Question

At a certain temperature, the equilibrium constant for the following chemical equation is 3.20.

SO₂ (g) + NO_{2 (g)} ⇌ SO₃ (g) + NO (g)

At this temperature, calculate the number of moles of NO2(g) that must be added to 2.40 mol of SO2(g) in order to form 1.00 mol of SO3(g) at equilibrium.

Answer 1

Answer – We are given, Kc = 3.20 , moles of SO₂(g) = 2.40 moles ,

At equilibrium , moles SO₃(g) = 1.00 moles

So ICE chart as follow –

    SO₂(g) + NO₂(g) <-----> SO₃(g) + NO(g)

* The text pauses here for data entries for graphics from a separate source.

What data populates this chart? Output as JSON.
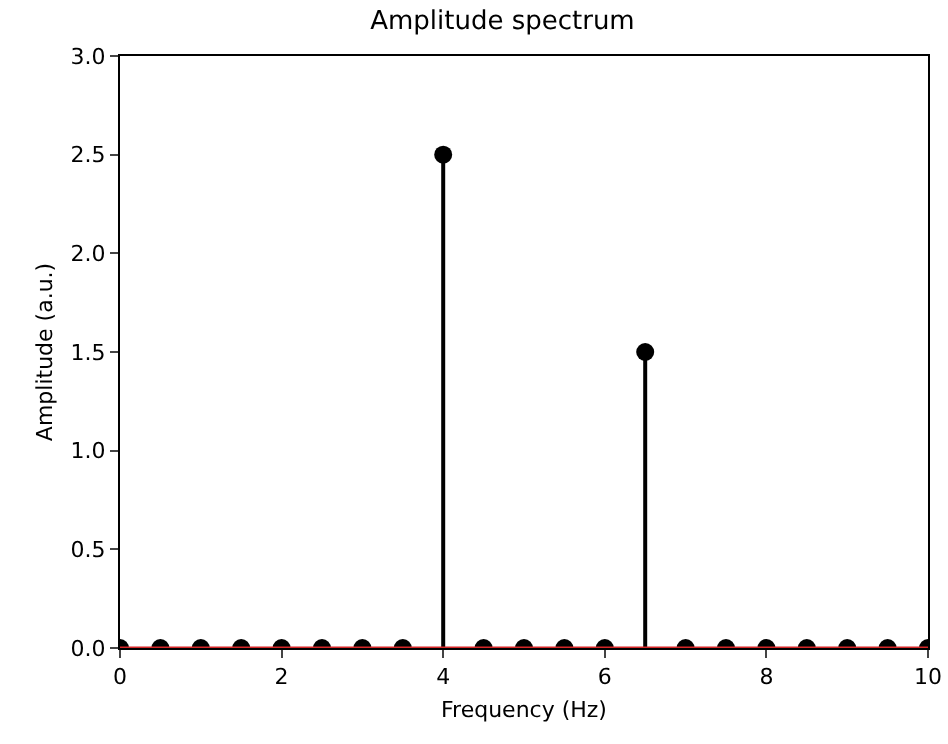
{
  "chart_data": {
    "type": "lollipop",
    "title": "Amplitude spectrum",
    "xlabel": "Frequency (Hz)",
    "ylabel": "Amplitude (a.u.)",
    "x": [
      0,
      0.5,
      1,
      1.5,
      2,
      2.5,
      3,
      3.5,
      4,
      4.5,
      5,
      5.5,
      6,
      6.5,
      7,
      7.5,
      8,
      8.5,
      9,
      9.5,
      10
    ],
    "series": [
      {
        "color": "#000000",
        "values": [
          0,
          0,
          0,
          0,
          0,
          0,
          0,
          0,
          2.5,
          0,
          0,
          0,
          0,
          1.5,
          0,
          0,
          0,
          0,
          0,
          0,
          0
        ]
      }
    ],
    "xlim": [
      0,
      10
    ],
    "xticks": [
      0,
      2,
      4,
      6,
      8,
      10
    ],
    "ylim": [
      0,
      3
    ],
    "yticks": [
      {
        "value": 0,
        "label": "0.0"
      },
      {
        "value": 0.5,
        "label": "0.5"
      },
      {
        "value": 1,
        "label": "1.0"
      },
      {
        "value": 1.5,
        "label": "1.5"
      },
      {
        "value": 2,
        "label": "2.0"
      },
      {
        "value": 2.5,
        "label": "2.5"
      },
      {
        "value": 3,
        "label": "3.0"
      }
    ],
    "ref_lines": [
      {
        "axis": "y",
        "value": 0,
        "color": "#d62728"
      }
    ],
    "marker": "circle"
  }
}
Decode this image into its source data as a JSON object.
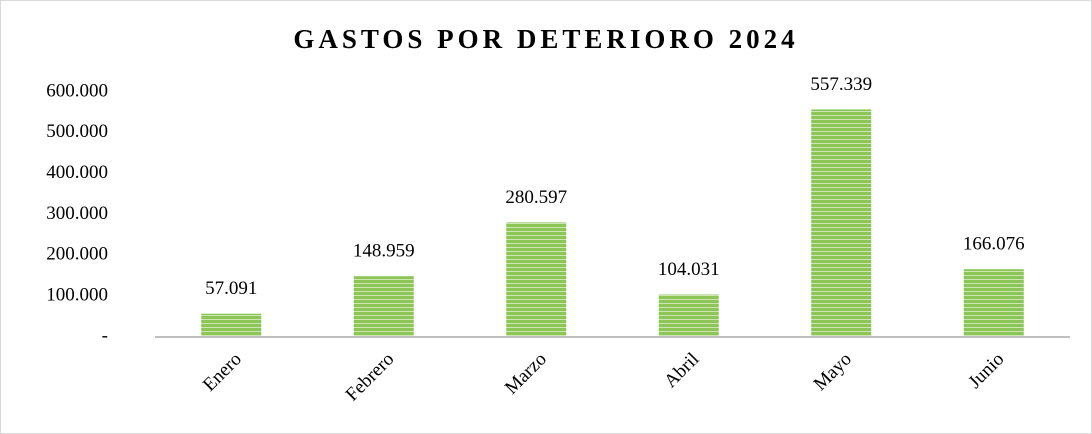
{
  "chart_data": {
    "type": "bar",
    "title": "GASTOS POR DETERIORO 2024",
    "categories": [
      "Enero",
      "Febrero",
      "Marzo",
      "Abril",
      "Mayo",
      "Junio"
    ],
    "values": [
      57091,
      148959,
      280597,
      104031,
      557339,
      166076
    ],
    "value_labels": [
      "57.091",
      "148.959",
      "280.597",
      "104.031",
      "557.339",
      "166.076"
    ],
    "color": "#8cc656",
    "ylim": [
      0,
      600000
    ],
    "yticks": [
      {
        "value": 0,
        "label": "-"
      },
      {
        "value": 100000,
        "label": "100.000"
      },
      {
        "value": 200000,
        "label": "200.000"
      },
      {
        "value": 300000,
        "label": "300.000"
      },
      {
        "value": 400000,
        "label": "400.000"
      },
      {
        "value": 500000,
        "label": "500.000"
      },
      {
        "value": 600000,
        "label": "600.000"
      }
    ]
  }
}
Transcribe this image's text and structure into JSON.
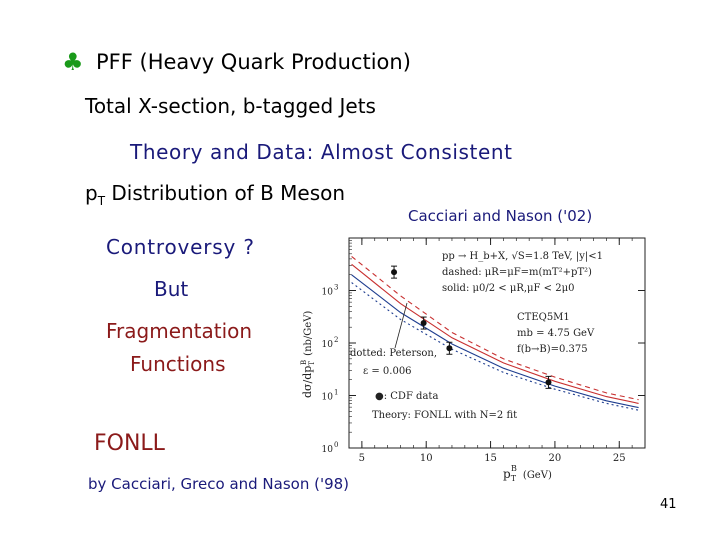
{
  "slide": {
    "bullet_icon": "club-icon",
    "bullet_glyph": "♣",
    "title": "PFF (Heavy Quark Production)",
    "line2": "Total X-section, b-tagged Jets",
    "line3": "Theory and Data:  Almost Consistent",
    "line4_pre": "p",
    "line4_sub": "T",
    "line4_post": " Distribution of B Meson",
    "cite": "Cacciari and Nason ('02)",
    "controversy": "Controversy ?",
    "but": "But",
    "frag1": "Fragmentation",
    "frag2": "Functions",
    "fonll": "FONLL",
    "byline": "by Cacciari, Greco and Nason ('98)",
    "page_number": "41"
  },
  "chart_data": {
    "type": "line",
    "xlabel": "p",
    "xlabel_sup": "B",
    "xlabel_sub": "T",
    "xlabel_unit": "(GeV)",
    "ylabel": "dσ/dp",
    "ylabel_sup": "B",
    "ylabel_sub": "T",
    "ylabel_unit": "(nb/GeV)",
    "x_ticks": [
      "5",
      "10",
      "15",
      "20",
      "25"
    ],
    "y_ticks": [
      "10",
      "10",
      "10",
      "10"
    ],
    "y_tick_exps": [
      "3",
      "2",
      "1",
      "0"
    ],
    "xlim": [
      4,
      27
    ],
    "ylim_log10": [
      0,
      4
    ],
    "legend_lines": [
      "pp → H_b+X, √S=1.8 TeV, |y|<1",
      "dashed: μR=μF=m(mT²+pT²)",
      "solid: μ0/2 < μR,μF < 2μ0"
    ],
    "annotation_cteq": [
      "CTEQ5M1",
      "mb = 4.75 GeV",
      "f(b→B)=0.375"
    ],
    "annotation_peterson": [
      "dotted: Peterson,",
      "ε = 0.006"
    ],
    "annotation_bottom": [
      "●: CDF data",
      "Theory: FONLL with N=2 fit"
    ],
    "data_points": [
      {
        "x": 7.5,
        "y": 3.35
      },
      {
        "x": 9.8,
        "y": 2.38
      },
      {
        "x": 11.8,
        "y": 1.9
      },
      {
        "x": 19.5,
        "y": 1.25
      }
    ],
    "series": [
      {
        "x": [
          4.2,
          8,
          12,
          16,
          20,
          24,
          26.5
        ],
        "y": [
          3.65,
          2.9,
          2.2,
          1.7,
          1.35,
          1.05,
          0.92
        ],
        "color": "#c83030",
        "dash": "5,4"
      },
      {
        "x": [
          4.2,
          8,
          12,
          16,
          20,
          24,
          26.5
        ],
        "y": [
          3.5,
          2.75,
          2.1,
          1.62,
          1.27,
          0.98,
          0.85
        ],
        "color": "#c83030",
        "dash": ""
      },
      {
        "x": [
          4.2,
          8,
          12,
          16,
          20,
          24,
          26.5
        ],
        "y": [
          3.3,
          2.58,
          1.98,
          1.52,
          1.18,
          0.9,
          0.77
        ],
        "color": "#1e3d8f",
        "dash": ""
      },
      {
        "x": [
          4.2,
          8,
          12,
          16,
          20,
          24,
          26.5
        ],
        "y": [
          3.15,
          2.45,
          1.88,
          1.44,
          1.12,
          0.85,
          0.72
        ],
        "color": "#1e3d8f",
        "dash": "2,3"
      }
    ]
  }
}
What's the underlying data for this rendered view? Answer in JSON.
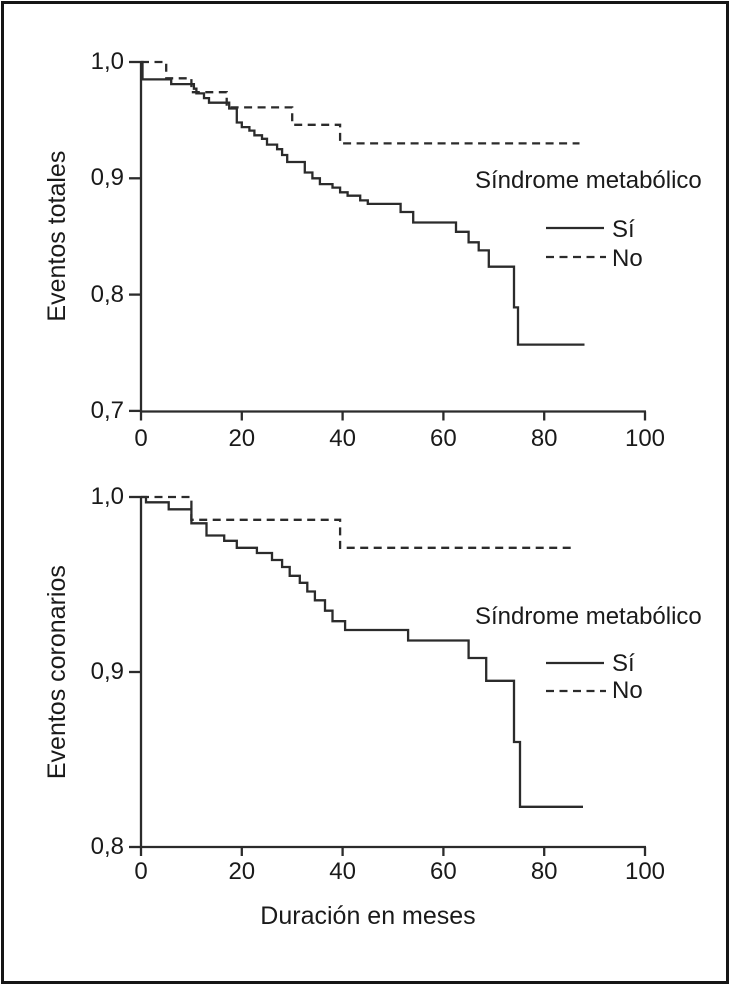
{
  "figure": {
    "background": "#ffffff",
    "border_color": "#161616",
    "line_color": "#2b2b2b",
    "text_color": "#1a1a1a"
  },
  "chart_data": [
    {
      "type": "line",
      "subtype": "kaplan-meier-step",
      "title": "",
      "ylabel": "Eventos totales",
      "xlabel": "",
      "xlim": [
        0,
        100
      ],
      "ylim": [
        0.7,
        1.0
      ],
      "grid": false,
      "xtick_labels": [
        "0",
        "20",
        "40",
        "60",
        "80",
        "100"
      ],
      "xtick_values": [
        0,
        20,
        40,
        60,
        80,
        100
      ],
      "ytick_labels": [
        "1,0",
        "0,9",
        "0,8",
        "0,7"
      ],
      "ytick_values": [
        1.0,
        0.9,
        0.8,
        0.7
      ],
      "legend": {
        "title": "Síndrome metabólico",
        "position": "right-middle",
        "items": [
          {
            "label": "Sí",
            "line": "solid"
          },
          {
            "label": "No",
            "line": "dashed"
          }
        ]
      },
      "series": [
        {
          "name": "Sí",
          "line": "solid",
          "end_x": 88,
          "points": [
            [
              0,
              1.0
            ],
            [
              0.3,
              0.985
            ],
            [
              6,
              0.981
            ],
            [
              10.5,
              0.977
            ],
            [
              11,
              0.973
            ],
            [
              12.5,
              0.969
            ],
            [
              13.5,
              0.965
            ],
            [
              17.5,
              0.96
            ],
            [
              19,
              0.948
            ],
            [
              20,
              0.944
            ],
            [
              21.5,
              0.941
            ],
            [
              22.5,
              0.937
            ],
            [
              24,
              0.934
            ],
            [
              25,
              0.929
            ],
            [
              27,
              0.925
            ],
            [
              28,
              0.92
            ],
            [
              29,
              0.914
            ],
            [
              32.5,
              0.905
            ],
            [
              34,
              0.9
            ],
            [
              35.5,
              0.895
            ],
            [
              38,
              0.892
            ],
            [
              39.5,
              0.888
            ],
            [
              41,
              0.885
            ],
            [
              43.5,
              0.881
            ],
            [
              45,
              0.878
            ],
            [
              51.5,
              0.871
            ],
            [
              54,
              0.862
            ],
            [
              62.5,
              0.854
            ],
            [
              65,
              0.845
            ],
            [
              67,
              0.838
            ],
            [
              69,
              0.824
            ],
            [
              74,
              0.789
            ],
            [
              74.8,
              0.757
            ]
          ]
        },
        {
          "name": "No",
          "line": "dashed",
          "end_x": 87,
          "points": [
            [
              0,
              1.0
            ],
            [
              5,
              0.986
            ],
            [
              10,
              0.974
            ],
            [
              17,
              0.961
            ],
            [
              30,
              0.946
            ],
            [
              39.5,
              0.93
            ]
          ]
        }
      ]
    },
    {
      "type": "line",
      "subtype": "kaplan-meier-step",
      "title": "",
      "ylabel": "Eventos coronarios",
      "xlabel": "Duración en meses",
      "xlim": [
        0,
        100
      ],
      "ylim": [
        0.8,
        1.0
      ],
      "grid": false,
      "xtick_labels": [
        "0",
        "20",
        "40",
        "60",
        "80",
        "100"
      ],
      "xtick_values": [
        0,
        20,
        40,
        60,
        80,
        100
      ],
      "ytick_labels": [
        "1,0",
        "0,9",
        "0,8"
      ],
      "ytick_values": [
        1.0,
        0.9,
        0.8
      ],
      "legend": {
        "title": "Síndrome metabólico",
        "position": "right-middle",
        "items": [
          {
            "label": "Sí",
            "line": "solid"
          },
          {
            "label": "No",
            "line": "dashed"
          }
        ]
      },
      "series": [
        {
          "name": "Sí",
          "line": "solid",
          "end_x": 87.7,
          "points": [
            [
              0,
              1.0
            ],
            [
              1,
              0.997
            ],
            [
              5.5,
              0.993
            ],
            [
              10,
              0.985
            ],
            [
              13,
              0.978
            ],
            [
              16.5,
              0.975
            ],
            [
              19,
              0.971
            ],
            [
              23,
              0.968
            ],
            [
              26,
              0.964
            ],
            [
              28,
              0.96
            ],
            [
              29.5,
              0.955
            ],
            [
              31.5,
              0.951
            ],
            [
              33,
              0.946
            ],
            [
              34.5,
              0.941
            ],
            [
              36.5,
              0.935
            ],
            [
              38,
              0.929
            ],
            [
              40.5,
              0.924
            ],
            [
              53,
              0.918
            ],
            [
              65,
              0.908
            ],
            [
              68.5,
              0.895
            ],
            [
              74,
              0.86
            ],
            [
              75.2,
              0.823
            ]
          ]
        },
        {
          "name": "No",
          "line": "dashed",
          "end_x": 86,
          "points": [
            [
              0,
              1.0
            ],
            [
              10,
              0.987
            ],
            [
              39.5,
              0.971
            ]
          ]
        }
      ]
    }
  ]
}
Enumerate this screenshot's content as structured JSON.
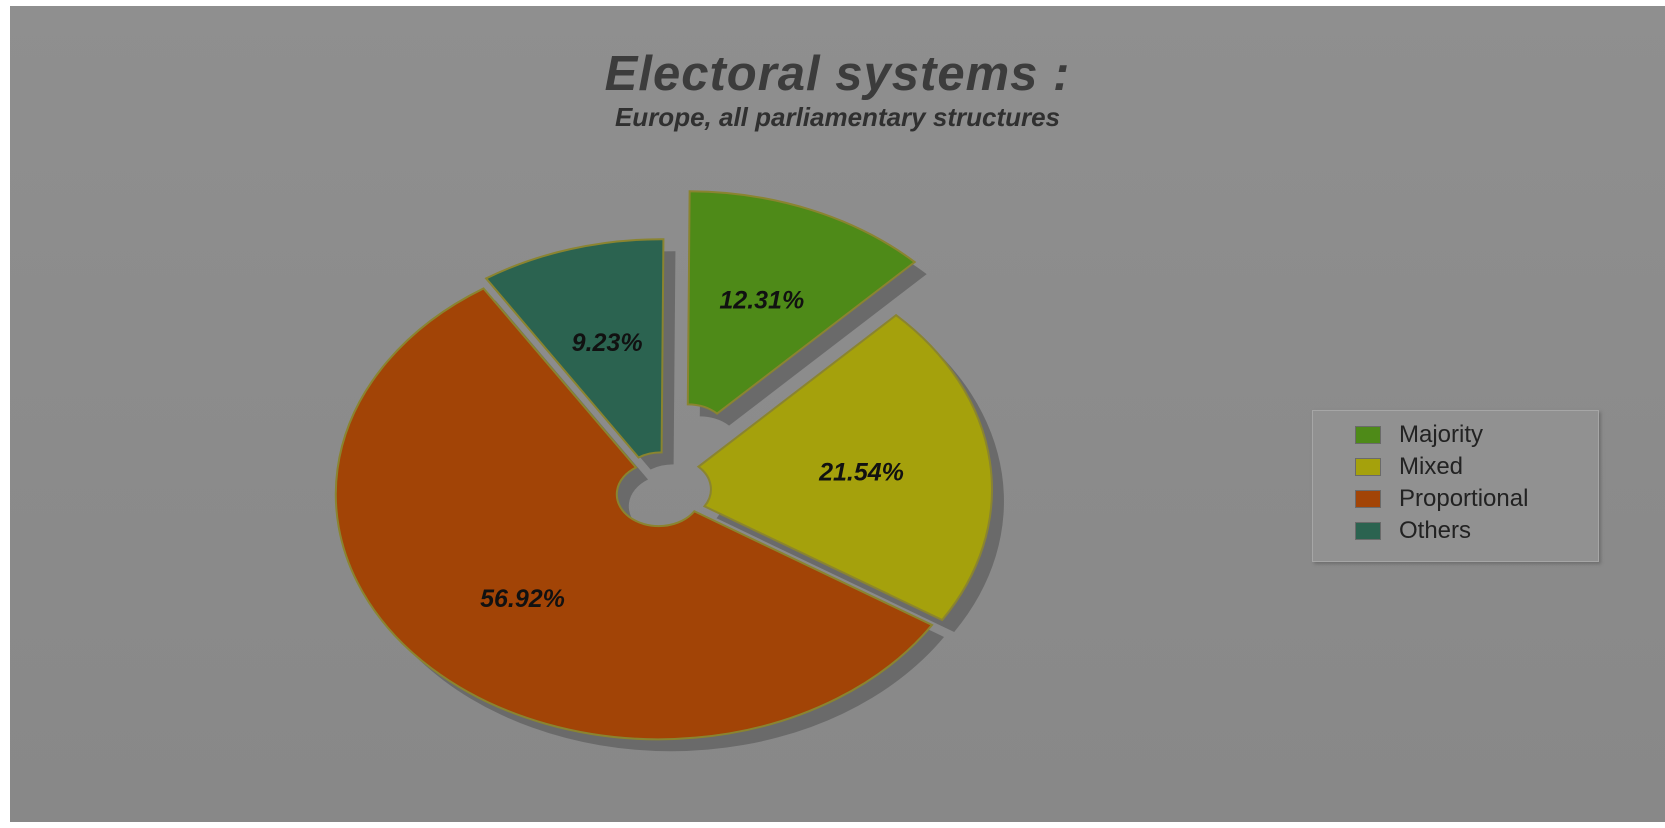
{
  "chart_data": {
    "type": "pie",
    "title": "Electoral systems :",
    "subtitle": "Europe, all parliamentary structures",
    "slices": [
      {
        "name": "Majority",
        "value": 12.31,
        "label": "12.31%",
        "color": "#4e8a18",
        "exploded": true
      },
      {
        "name": "Mixed",
        "value": 21.54,
        "label": "21.54%",
        "color": "#a5a10c"
      },
      {
        "name": "Proportional",
        "value": 56.92,
        "label": "56.92%",
        "color": "#a24406"
      },
      {
        "name": "Others",
        "value": 9.23,
        "label": "9.23%",
        "color": "#2b6350"
      }
    ],
    "legend_position": "right",
    "donut_hole": true
  }
}
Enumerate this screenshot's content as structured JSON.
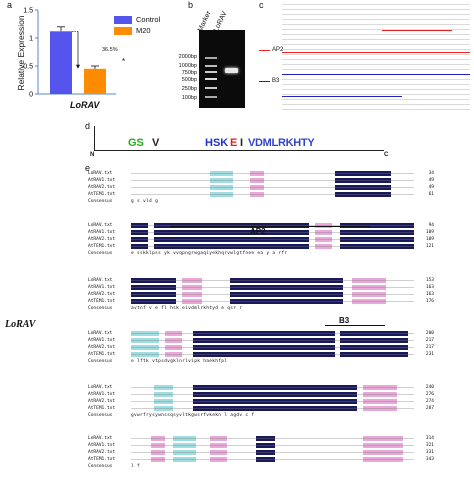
{
  "panel_a": {
    "label": "a",
    "ylabel": "Relative Expression",
    "xlabel": "LoRAV",
    "percent_annotation": "36.5%",
    "significance": "*",
    "legend": [
      {
        "name": "Control",
        "color": "#5555ee"
      },
      {
        "name": "M20",
        "color": "#ff8c00"
      }
    ]
  },
  "chart_data": {
    "type": "bar",
    "categories": [
      "Control",
      "M20"
    ],
    "values": [
      1.12,
      0.45
    ],
    "errors": [
      0.08,
      0.05
    ],
    "xlabel": "LoRAV",
    "ylabel": "Relative Expression",
    "ylim": [
      0,
      1.5
    ],
    "yticks": [
      "0",
      "0.5",
      "1",
      "1.5"
    ],
    "colors": [
      "#5555ee",
      "#ff8c00"
    ],
    "legend_position": "top-right"
  },
  "panel_b": {
    "label": "b",
    "lane_labels": [
      "Marker",
      "LoRAV"
    ],
    "size_markers": [
      "2000bp",
      "1000bp",
      "750bp",
      "500bp",
      "250bp",
      "100bp"
    ]
  },
  "panel_c": {
    "label": "c",
    "domain_labels": [
      "AP2",
      "B3"
    ]
  },
  "panel_d": {
    "label": "d",
    "motif_segments": [
      "GS",
      "V",
      "HSK",
      "E",
      "I",
      "VDMLRKHTY"
    ],
    "n_label": "N",
    "c_label": "C",
    "axis_ticks": [
      "4",
      "3",
      "2",
      "1",
      "0"
    ]
  },
  "panel_e": {
    "label": "e",
    "side_label": "LoRAV",
    "domain_labels": [
      "AP2",
      "B3"
    ],
    "consensus_label": "Consensus",
    "blocks": [
      {
        "names": [
          "LoRAV.txt",
          "AtRAV1.txt",
          "AtRAV2.txt",
          "AtTEM1.txt"
        ],
        "numbers": [
          "34",
          "49",
          "49",
          "61"
        ],
        "consensus": "g s vld g"
      },
      {
        "names": [
          "LoRAV.txt",
          "AtRAV1.txt",
          "AtRAV2.txt",
          "AtTEM1.txt"
        ],
        "numbers": [
          "94",
          "109",
          "109",
          "121"
        ],
        "consensus": "e sskklpss yk vvqpngrwgaqiyekhqrvwlgtfnee ea y a rfr"
      },
      {
        "names": [
          "LoRAV.txt",
          "AtRAV1.txt",
          "AtRAV2.txt",
          "AtTEM1.txt"
        ],
        "numbers": [
          "153",
          "163",
          "163",
          "176"
        ],
        "consensus": "avtnf v e fl hsk eivdmlrkhtyd e qsr r"
      },
      {
        "names": [
          "LoRAV.txt",
          "AtRAV1.txt",
          "AtRAV2.txt",
          "AtTEM1.txt"
        ],
        "numbers": [
          "200",
          "217",
          "217",
          "231"
        ],
        "consensus": "e lftk vtpsdvgklnrlvipk haekhfpl"
      },
      {
        "names": [
          "LoRAV.txt",
          "AtRAV1.txt",
          "AtRAV2.txt",
          "AtTEM1.txt"
        ],
        "numbers": [
          "240",
          "276",
          "274",
          "287"
        ],
        "consensus": "gvwrfrysywnssqsyvltkgwsrfvkekn l agdv c f"
      },
      {
        "names": [
          "LoRAV.txt",
          "AtRAV1.txt",
          "AtRAV2.txt",
          "AtTEM1.txt"
        ],
        "numbers": [
          "314",
          "321",
          "331",
          "343"
        ],
        "consensus": "l f"
      }
    ]
  }
}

I     2.40           Y                  0             0

C     -x           -x                  +x          +x

E 2.40-x   Y-x                  1.00           +x

So, x = 1.00

So, at equilibrium, moles of SO₂ = 2.40-1.00 = 1.40 moles

Moles of NO₂(g) = Y-1.00 , moles of SO₃ = 1.00 , moles of NO = 1.00

So, assume volume is 1 L

K =[ SO₃(g)] [NO(g)] / [ SO₂(g)] [NO₂(g)]

3.20 = 1.00*1.00 / 1.40 * (Y-1.00)

3.20 [1.40Y -1.40] = 1

4.48Y – 4.48 = 1

4.48Y = 1 + 4.48

Y = 1.22

So, the 1.22 moles of NO₂(g) that must be added to 2.40 mol of SO2(g) in order to form 1.00 mol of SO3(g) at equilibrium.